Fourth: the Refunds Prefunding column is always empty. This means your Stripe account doesn't have refund prefunding enabled. The Balance API only returns this field when the feature is active. The automation still works — Google Sheets logs Available, Pending, Currency, and Total correctly. You can repurpose the filter to monitor available balance instead (e.g., alert when available drops below €500).
Frequently Asked Questions
Does this work in Stripe test mode?
Yes. The Retrieve a Balance module works identically in test and live mode — it returns whatever balance exists in the mode your API key corresponds to. In test mode, payments typically settle into your available balance immediately, so you can validate the entire flow without waiting for real settlement timing. Switch to your live API key when you're ready to track real balances.
Can I run this more than once per day?
Yes. Change the schedule from "Every day" to a shorter interval — for example, every 6 hours or every hour. Keep in mind that each run consumes 2-3 credits. Running every hour would use 1,440-2,160 credits per month, which exceeds the free plan's 1,000 credit limit. For hourly monitoring, you'd need the Core plan ($10.59/month, annual billing) which provides 10,000 credits.
What if I receive payments in multiple currencies?
The Stripe Balance API returns separate entries for each currency in the available and pending arrays. This automation maps the first array element — which works perfectly for single-currency accounts. If you accept payments in both EUR and USD, you'd need to add an Iterator module to loop through each currency entry and log separate rows, or add additional columns for each currency. Most small businesses operate in a single currency, so the basic setup covers the majority of cases.
Can I use this alongside my other Stripe automations?
Yes. This scenario runs independently on a schedule — it doesn't interfere with webhook-triggered automations like the failed payment alerts or cancellation tracker. They use different trigger types and can share the same Stripe connection. Each scenario counts separately toward your active scenario limit (2 on the free plan).

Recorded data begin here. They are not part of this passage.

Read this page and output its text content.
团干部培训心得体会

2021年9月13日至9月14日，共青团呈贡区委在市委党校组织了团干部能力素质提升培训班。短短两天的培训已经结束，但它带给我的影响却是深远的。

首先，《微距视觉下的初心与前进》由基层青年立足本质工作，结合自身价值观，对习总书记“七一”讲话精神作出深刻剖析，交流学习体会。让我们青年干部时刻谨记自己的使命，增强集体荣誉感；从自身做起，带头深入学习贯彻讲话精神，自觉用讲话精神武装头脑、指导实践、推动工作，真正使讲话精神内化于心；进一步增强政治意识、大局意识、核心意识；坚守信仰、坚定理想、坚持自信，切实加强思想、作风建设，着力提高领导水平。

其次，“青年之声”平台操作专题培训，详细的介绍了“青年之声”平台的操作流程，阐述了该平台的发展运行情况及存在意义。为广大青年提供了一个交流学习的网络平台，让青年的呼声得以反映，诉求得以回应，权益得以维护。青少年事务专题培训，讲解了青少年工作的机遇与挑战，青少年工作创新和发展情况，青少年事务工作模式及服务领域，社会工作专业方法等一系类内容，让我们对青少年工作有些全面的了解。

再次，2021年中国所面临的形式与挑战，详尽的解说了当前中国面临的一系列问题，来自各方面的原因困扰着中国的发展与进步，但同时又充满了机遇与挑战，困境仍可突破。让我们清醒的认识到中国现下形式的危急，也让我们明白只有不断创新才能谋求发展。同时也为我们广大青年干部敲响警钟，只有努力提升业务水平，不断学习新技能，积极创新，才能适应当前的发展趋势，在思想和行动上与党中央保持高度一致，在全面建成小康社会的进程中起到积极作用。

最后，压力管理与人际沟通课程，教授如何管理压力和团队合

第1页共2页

Why not use Stripe's built-in reporting instead?
Stripe offers downloadable reports and a balance overview in the dashboard, but they require logging in. This automation pushes the data to you — a spreadsheet row every morning and a Slack alert when something needs attention. It also builds a historical log that Stripe's dashboard doesn't easily provide. For bookkeeping, tax preparation, or sharing financial snapshots with a partner, a structured spreadsheet is far more practical than dashboard screenshots.